The latest outflow takes the total decline in Magellan’s funds under management over the last 12 months to $21.6 billion, but analysts the outlook is not all bad, pointing to improvements in its investment performance.
Shares in Magellan tumbled 8.2 per cent to $8.93 a share at the close on Thursday after the firm revealed it had experienced net institutional outflows of $1.7 billion and net retail outflows of $0.4 billion in June.
The group, led by chief executive David George, reported performance fees of about $11 million over the year, but said total funds under management slipped to $39.7 billion from $41.4 billion in May, $61.3 billion in June last year and $115 billion in mid-2021.
It comes after a troubled year in which the company’s share price tumbled due to investment underperformance, and departures from senior management, including high-profile stock picker and founder Hamish Douglass and a former chief executive.
Managing director of activist fund Sandon Capital, Gabriel Radzyminski, who is pushing for Magellan to return capital to shareholders, said the company needed to prioritise regaining investor confidence.
“It just reinforces one of the things we’re advocating they do, which is to focus on the existing business and their existing investors,” Radzyminski said. “They’ve already gone back to basics with their global equities team and gotten performance back up to par, but that has to be the singular priority of the business.”
In the meantime, Radzyminski reiterated his call for Magellan to return capital to shareholders.
“They have huge excess capital on their balance sheet, and we’re arguing that they should use that capital to return to shareholders, not to make acquisitions or anything else to the likes that they’ve alluded to in their strategy,” he said. “Companies have to earn the right and confidence of their shareholders to do things. This company hasn’t yet got that back.”
Morningstar analyst Shaun Ler said the institutional outflows were slightly larger than expected but that the fund’s performance was in the top quarter of its peers. “When I look at Magellan’s performance, it has come back quite vividly,” he said. “Their funds are starting to perform better, and they’re outperforming a lot of their peers.”
The Magellan Global Fund returned 15.6 per cent in the year to May 2023, outperforming the benchmark index by 1.9 percentage points, according to the company’s latest portfolio update.
Ler expects net outflows to continue from both institutional and retail investors, but said if the company could sustain its performance at current levels, outflows could be stemmed.
“We’re expecting net outflows on the retail side to continue simply because Magellan has lost those fund ratings and its place in model portfolios,” he said. “We’re also still expecting some net outflows from institutional investors over the medium term as some clients look to take their profits. Until Magellan gets back in the good graces of portfolio constructors and ratings houses, you’ll still see net outflows.”
Tribeca Investment Partners portfolio manager Jun Bei Liu said the drop in Magellan’s share price on Thursday was partly profit-taking from a recent rally and a weaker market overall.

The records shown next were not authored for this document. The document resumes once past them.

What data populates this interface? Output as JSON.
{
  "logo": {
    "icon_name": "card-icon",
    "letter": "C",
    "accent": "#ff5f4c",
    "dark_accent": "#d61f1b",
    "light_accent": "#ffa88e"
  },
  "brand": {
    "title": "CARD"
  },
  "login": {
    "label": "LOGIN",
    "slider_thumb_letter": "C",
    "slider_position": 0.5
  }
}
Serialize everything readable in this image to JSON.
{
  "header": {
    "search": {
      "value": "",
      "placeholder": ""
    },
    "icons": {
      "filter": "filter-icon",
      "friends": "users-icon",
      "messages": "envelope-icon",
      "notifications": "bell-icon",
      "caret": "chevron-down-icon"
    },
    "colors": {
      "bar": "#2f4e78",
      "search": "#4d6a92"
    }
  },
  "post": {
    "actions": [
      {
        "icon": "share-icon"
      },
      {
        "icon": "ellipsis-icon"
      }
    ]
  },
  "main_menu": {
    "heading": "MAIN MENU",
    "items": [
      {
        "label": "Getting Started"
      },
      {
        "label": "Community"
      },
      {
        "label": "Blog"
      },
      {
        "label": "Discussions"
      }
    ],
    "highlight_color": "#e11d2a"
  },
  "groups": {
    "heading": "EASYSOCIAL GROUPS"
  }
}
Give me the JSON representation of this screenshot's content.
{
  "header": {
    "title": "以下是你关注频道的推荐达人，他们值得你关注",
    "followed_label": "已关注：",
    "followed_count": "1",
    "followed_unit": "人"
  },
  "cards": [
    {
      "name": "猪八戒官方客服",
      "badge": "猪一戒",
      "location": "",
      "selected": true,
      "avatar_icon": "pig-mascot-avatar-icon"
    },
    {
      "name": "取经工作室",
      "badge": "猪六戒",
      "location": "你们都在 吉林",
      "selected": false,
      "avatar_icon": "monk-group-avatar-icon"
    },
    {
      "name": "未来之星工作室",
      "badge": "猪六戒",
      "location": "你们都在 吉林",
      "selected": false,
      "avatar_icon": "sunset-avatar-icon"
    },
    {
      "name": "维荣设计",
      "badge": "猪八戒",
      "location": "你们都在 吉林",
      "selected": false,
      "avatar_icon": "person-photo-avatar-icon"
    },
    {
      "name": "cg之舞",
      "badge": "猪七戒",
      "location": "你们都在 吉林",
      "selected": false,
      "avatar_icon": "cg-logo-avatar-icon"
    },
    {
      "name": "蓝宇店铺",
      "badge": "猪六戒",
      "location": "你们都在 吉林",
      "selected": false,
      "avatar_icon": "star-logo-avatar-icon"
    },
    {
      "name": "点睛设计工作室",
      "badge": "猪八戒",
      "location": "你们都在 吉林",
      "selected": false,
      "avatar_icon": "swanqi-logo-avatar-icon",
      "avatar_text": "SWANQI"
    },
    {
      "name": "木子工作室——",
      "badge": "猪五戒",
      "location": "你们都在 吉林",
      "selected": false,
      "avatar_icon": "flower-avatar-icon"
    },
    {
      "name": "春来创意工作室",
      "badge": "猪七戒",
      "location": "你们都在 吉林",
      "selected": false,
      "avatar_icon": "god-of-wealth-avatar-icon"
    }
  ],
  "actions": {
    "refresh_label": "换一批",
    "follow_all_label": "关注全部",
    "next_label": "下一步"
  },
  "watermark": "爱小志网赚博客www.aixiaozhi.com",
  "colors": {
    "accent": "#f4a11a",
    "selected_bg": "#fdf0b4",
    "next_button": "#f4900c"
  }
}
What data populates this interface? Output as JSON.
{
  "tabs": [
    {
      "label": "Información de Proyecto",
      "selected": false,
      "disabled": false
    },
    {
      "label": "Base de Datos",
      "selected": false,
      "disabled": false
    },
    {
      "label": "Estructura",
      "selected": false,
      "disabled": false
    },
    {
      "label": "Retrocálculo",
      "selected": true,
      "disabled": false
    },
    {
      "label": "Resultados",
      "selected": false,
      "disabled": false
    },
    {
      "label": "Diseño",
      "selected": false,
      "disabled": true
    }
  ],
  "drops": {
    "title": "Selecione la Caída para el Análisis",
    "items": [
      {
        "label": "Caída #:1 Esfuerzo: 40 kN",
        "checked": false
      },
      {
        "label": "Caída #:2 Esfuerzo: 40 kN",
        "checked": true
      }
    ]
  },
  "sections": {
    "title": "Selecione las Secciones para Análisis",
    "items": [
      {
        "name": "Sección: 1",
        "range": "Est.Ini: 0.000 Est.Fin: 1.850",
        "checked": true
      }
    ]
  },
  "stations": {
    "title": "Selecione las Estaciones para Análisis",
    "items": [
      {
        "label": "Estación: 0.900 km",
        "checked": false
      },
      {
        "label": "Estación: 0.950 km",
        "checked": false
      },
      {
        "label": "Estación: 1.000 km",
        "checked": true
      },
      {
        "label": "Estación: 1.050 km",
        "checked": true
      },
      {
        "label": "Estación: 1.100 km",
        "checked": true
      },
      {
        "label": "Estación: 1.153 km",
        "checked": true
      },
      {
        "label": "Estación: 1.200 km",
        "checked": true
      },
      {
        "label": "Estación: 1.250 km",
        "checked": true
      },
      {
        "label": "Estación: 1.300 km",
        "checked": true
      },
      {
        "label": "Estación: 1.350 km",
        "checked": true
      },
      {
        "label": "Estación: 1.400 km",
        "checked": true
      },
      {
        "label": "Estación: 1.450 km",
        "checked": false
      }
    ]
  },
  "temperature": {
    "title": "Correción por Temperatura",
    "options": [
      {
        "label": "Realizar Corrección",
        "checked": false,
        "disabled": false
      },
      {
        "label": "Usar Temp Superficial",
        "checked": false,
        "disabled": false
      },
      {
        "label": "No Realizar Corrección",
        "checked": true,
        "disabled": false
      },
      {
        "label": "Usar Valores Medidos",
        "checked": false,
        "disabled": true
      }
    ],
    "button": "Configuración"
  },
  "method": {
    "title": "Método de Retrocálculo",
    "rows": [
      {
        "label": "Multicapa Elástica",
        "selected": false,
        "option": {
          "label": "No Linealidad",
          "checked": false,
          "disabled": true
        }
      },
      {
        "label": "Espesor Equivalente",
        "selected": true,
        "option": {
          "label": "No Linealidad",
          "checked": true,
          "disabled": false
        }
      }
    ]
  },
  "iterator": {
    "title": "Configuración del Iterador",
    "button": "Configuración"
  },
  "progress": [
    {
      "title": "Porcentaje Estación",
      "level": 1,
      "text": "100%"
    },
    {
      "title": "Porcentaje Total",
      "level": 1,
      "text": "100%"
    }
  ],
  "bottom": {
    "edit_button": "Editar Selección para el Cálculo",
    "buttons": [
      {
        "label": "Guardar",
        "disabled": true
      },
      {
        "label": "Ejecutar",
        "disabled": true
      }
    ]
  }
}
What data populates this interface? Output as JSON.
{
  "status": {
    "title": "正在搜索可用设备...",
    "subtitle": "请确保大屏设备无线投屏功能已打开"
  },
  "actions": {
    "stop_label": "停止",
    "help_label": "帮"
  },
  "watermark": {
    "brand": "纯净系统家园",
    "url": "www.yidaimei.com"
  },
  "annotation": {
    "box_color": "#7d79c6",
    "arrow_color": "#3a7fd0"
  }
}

“People are probably taking a bit of profit after the share price rallied last month on rumours there might be a takeover of the company,” Liu said. “Today was also a weak market and financials usually don’t do very high beta and are much more volatile than the market.”
Liu also noted fund managers more broadly were experiencing a similar trend.
“I think the challenge is that it’s a confidence game for funds management,” she said. “Most of the ASX-listed fund managers are generally experiencing outflows which it reflective of market conditions. It’s a tough market and investor confidence is yet to return.”